Quelque part, il n’a pas tout à fait tort : cette généra­tion des années 80 à fait un drôle de parcours (on pourrait citer aussi des Loisel, Vicomte, Makyo ou Chaland…), obtenant un bon succès public en propo­sant aux petits lecteurs qui grandis­saient une BD plus adulte tout en restant dans un certain classi­cisme mais n’appor­tant pas vraiment l’aspect révolu­tion­naire de la généra­tion Moebius/​Gotlib. Mais on peut aussi ricaner bêtement en se disant que cette généra­tion a profi­té des magazines, d’une politique édito­riale plus ouverte et d’un marché plus simple et que son échec a peut-être d’autres causes que juste le ”pas de chance”. C’est un débat intéres­sant à creuser…

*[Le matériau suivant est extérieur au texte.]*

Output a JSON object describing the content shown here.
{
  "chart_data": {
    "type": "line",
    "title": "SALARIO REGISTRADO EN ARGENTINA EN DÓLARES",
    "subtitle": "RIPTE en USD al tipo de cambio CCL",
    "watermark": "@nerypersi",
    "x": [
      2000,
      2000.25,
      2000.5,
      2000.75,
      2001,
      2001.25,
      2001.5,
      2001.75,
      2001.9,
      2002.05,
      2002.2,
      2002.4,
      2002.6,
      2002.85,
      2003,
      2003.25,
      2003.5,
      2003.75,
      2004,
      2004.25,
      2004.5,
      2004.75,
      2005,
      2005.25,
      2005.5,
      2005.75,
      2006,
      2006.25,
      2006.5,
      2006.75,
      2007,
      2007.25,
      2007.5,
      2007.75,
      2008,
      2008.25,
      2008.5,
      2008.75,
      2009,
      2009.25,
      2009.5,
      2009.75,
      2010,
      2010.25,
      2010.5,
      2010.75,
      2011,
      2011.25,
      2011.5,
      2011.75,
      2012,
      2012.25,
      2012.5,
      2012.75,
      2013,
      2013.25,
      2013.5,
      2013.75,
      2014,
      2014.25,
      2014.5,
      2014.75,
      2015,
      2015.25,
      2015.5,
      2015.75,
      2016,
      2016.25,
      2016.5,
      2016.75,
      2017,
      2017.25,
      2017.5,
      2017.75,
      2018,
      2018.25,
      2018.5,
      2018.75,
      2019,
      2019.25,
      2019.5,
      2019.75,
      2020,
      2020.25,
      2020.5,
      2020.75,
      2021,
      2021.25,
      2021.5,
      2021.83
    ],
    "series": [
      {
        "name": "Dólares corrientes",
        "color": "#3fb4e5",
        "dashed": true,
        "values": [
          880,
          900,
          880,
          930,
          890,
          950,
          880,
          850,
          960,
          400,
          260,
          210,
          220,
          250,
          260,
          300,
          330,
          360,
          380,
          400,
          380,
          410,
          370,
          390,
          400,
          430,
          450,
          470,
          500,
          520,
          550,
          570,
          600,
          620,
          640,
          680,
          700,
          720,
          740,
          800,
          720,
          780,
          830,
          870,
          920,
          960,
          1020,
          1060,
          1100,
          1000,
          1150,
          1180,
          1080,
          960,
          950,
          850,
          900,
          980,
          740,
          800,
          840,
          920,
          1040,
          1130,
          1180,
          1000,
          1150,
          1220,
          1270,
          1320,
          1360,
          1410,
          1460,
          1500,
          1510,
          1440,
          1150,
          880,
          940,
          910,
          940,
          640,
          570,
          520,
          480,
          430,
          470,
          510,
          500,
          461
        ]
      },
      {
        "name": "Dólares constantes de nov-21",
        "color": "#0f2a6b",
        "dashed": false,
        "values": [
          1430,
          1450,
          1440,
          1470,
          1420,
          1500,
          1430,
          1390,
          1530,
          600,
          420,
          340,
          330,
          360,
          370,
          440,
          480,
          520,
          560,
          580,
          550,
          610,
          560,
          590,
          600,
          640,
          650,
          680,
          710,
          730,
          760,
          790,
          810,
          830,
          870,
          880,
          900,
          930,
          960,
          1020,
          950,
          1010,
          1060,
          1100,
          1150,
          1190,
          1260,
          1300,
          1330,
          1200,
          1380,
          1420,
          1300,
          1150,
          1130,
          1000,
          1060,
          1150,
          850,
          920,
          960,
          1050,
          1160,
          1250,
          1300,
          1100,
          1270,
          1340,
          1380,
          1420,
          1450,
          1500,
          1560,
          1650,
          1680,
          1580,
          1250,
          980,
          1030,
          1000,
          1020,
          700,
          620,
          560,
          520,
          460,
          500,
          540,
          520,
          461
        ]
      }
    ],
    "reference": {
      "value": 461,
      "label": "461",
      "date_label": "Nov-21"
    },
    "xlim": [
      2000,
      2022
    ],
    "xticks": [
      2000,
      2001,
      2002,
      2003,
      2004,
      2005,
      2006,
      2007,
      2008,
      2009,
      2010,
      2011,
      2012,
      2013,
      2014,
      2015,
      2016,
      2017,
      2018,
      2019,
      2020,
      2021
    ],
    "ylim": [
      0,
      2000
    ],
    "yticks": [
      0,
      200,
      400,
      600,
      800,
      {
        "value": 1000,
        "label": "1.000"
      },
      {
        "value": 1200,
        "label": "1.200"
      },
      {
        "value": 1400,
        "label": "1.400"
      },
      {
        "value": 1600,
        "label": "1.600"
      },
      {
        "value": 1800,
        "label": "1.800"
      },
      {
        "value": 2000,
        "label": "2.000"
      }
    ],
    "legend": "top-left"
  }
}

Quoiqu’il en soit, en 1984 parait dans le beau journal Spirou la première aventure de Théodore Poussin, employé dans une compa­gnie maritime, qui rêve d’aven­tures à la suite de son oncle, le capitaine Steene. Obtenant enfin une place sur un bateau, il part pour l’Extrême Orient et découvre rapide­ment que Steene est devenu un person­nage légen­daire. J’avais décou­vert cette nouvelle série avec juste une vague curio­si­té : je n’avais pas trop appré­cié la précé­dente série de Le Gall, Valry Bonpain, sur un scéna­rio d’Alain Clément, que je trouvais trop écrite et un peu artifi­cielle avec son atmosphère jazz (bref, ça me passait au dessus de la tête). La première partie est tirée direc­te­ment du journal du grand père de Le Gall et une seconde partie raconte la recherche de Steene par Poussin, en pleine guerre civile chinoise. Jusqu’à la planche 27 et sa case 7 où dans les phares d’une vieille voiture apparaissent deux servi­teurs chinois sous la pluie. Cette image m’a beaucoup impres­sion­né et donné envie d’en lire plus à l’époque…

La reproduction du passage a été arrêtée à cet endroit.